Zukunftsvisionen: Der Weg zur Wasserstoffwirtschaft

Es ist eine der kühnsten Ideen der Energiewirtschaft. Wasserstoff als zentrales Element auf allen Ebenen des Energiesystems. Erschließung der Energiequellen, Energieerzeugung, Energiespeicherung, Energienutzung, Distribution, Handel, Vertrieb sowie die Versorgungssicherheit.

Alles basiert auf Wasserstoff. Was sich unwirklich anhört, ist allerdings schon beinahe beschlossene Sache, zumindest wenn es nach dem Europäischen Parlament geht. Dieses nahm 2007 nämlich eine Erklärung an, in der die Schaffung einer umweltfreundlichen Wasserstoffwirtschaft mit systemintegrierter Infrastruktur bis zum Jahr 2025 gefordert wird. Verwirklicht wird die Idee bisher allerdings nirgends.

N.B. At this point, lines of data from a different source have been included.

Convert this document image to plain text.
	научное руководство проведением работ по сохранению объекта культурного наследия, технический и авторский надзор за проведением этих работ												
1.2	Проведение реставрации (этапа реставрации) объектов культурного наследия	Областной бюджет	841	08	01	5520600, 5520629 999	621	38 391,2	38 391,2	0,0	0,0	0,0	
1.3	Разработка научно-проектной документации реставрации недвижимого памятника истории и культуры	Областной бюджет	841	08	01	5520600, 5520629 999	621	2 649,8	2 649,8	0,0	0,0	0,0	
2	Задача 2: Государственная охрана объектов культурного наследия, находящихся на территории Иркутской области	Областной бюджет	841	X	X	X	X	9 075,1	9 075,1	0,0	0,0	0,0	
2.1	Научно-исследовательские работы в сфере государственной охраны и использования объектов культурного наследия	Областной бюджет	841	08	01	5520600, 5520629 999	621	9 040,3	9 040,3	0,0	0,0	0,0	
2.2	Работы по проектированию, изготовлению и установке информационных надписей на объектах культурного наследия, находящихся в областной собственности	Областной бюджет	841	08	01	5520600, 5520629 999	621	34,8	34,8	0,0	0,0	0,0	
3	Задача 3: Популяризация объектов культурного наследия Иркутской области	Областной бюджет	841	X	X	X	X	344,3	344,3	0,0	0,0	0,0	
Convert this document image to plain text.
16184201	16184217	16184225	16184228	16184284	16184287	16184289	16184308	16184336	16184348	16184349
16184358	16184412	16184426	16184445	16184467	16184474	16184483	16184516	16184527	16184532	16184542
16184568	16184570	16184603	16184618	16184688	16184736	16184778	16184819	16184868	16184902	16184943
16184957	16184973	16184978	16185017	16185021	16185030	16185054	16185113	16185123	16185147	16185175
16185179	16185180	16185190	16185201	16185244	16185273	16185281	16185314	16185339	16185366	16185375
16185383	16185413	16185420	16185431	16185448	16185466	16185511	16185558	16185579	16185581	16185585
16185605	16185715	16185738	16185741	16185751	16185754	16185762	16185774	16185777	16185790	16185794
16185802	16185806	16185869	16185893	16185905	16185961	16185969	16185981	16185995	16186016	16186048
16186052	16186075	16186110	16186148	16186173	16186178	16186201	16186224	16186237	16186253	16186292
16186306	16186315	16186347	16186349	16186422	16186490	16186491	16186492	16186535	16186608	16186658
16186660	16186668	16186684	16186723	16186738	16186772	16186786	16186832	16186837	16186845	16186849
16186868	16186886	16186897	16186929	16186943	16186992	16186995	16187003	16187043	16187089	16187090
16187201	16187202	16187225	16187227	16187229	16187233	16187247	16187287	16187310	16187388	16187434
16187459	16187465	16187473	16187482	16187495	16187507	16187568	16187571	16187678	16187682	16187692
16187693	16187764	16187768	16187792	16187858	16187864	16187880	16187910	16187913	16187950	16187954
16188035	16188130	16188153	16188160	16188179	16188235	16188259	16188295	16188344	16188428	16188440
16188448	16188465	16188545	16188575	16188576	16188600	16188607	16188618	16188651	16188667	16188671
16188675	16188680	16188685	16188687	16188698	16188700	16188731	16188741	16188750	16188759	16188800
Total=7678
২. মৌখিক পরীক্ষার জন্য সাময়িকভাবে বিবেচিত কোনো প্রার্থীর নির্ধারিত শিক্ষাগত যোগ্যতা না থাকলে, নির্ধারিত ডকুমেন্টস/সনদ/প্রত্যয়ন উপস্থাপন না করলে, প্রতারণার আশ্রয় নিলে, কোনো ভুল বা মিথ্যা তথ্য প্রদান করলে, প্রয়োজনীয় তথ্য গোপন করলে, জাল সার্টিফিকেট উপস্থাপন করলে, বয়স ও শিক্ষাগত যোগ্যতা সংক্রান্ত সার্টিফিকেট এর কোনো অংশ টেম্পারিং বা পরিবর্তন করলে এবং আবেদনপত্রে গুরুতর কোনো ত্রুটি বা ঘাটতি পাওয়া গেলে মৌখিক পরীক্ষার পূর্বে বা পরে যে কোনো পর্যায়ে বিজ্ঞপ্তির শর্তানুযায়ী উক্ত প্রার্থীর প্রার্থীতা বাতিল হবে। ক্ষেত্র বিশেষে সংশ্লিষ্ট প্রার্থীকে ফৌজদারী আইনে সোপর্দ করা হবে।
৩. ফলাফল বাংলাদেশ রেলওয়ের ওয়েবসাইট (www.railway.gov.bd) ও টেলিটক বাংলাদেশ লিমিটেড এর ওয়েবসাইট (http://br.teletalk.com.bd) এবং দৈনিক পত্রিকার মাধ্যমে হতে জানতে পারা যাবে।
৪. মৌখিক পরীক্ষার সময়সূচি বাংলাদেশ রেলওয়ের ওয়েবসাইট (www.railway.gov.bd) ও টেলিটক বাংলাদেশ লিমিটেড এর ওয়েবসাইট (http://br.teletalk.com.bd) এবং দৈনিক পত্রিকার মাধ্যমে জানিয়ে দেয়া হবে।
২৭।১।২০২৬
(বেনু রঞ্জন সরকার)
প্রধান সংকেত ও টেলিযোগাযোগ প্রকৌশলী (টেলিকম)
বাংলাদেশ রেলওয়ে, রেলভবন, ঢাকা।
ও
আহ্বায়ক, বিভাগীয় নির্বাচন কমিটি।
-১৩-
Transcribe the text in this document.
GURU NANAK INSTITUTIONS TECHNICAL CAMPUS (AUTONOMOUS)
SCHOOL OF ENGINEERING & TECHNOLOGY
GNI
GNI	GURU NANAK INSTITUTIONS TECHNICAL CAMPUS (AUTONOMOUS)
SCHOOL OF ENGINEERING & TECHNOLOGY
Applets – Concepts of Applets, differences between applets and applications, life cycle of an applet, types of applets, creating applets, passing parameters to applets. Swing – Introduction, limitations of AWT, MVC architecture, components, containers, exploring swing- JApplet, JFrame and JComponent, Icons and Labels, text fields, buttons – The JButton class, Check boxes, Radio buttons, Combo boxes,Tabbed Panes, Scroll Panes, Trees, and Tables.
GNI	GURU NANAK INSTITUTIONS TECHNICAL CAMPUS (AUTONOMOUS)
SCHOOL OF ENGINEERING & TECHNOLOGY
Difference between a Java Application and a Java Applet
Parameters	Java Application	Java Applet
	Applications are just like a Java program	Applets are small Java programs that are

Wie soll es funktionieren?

Die Erzeugung des Wasserstoffs kann auf Basis von Energiepflanzen erfolgen. Damit wäre eine weitgehende Klimaneutralität eingehalten, auch wenn diese Neutralität noch nicht vollends bewiesen ist. Der Wasserstoff entsteht dabei durch Gärung oder auch durch thermochemische Verfahren wie Dampfreforming.

Die Elektrolyse von Wind- und Solarstrom ist ein weiteres, mögliches Verfahren. Dabei würde überschüssig zur Verfügung stehender Strom aus diesen Quellen, in Dampf umgewandelt werden. Die Speicherung und Verteilung des erzeugten Wasserstoffs würde durch Pipelines erfolgen. Geeignet ist vor allem, dass bereits vorhandene Erdgasnetz. Auch die Speicherkapazität des gesamten deutschen Erdgasnetzes ist aller Voraussicht nach ausreichend.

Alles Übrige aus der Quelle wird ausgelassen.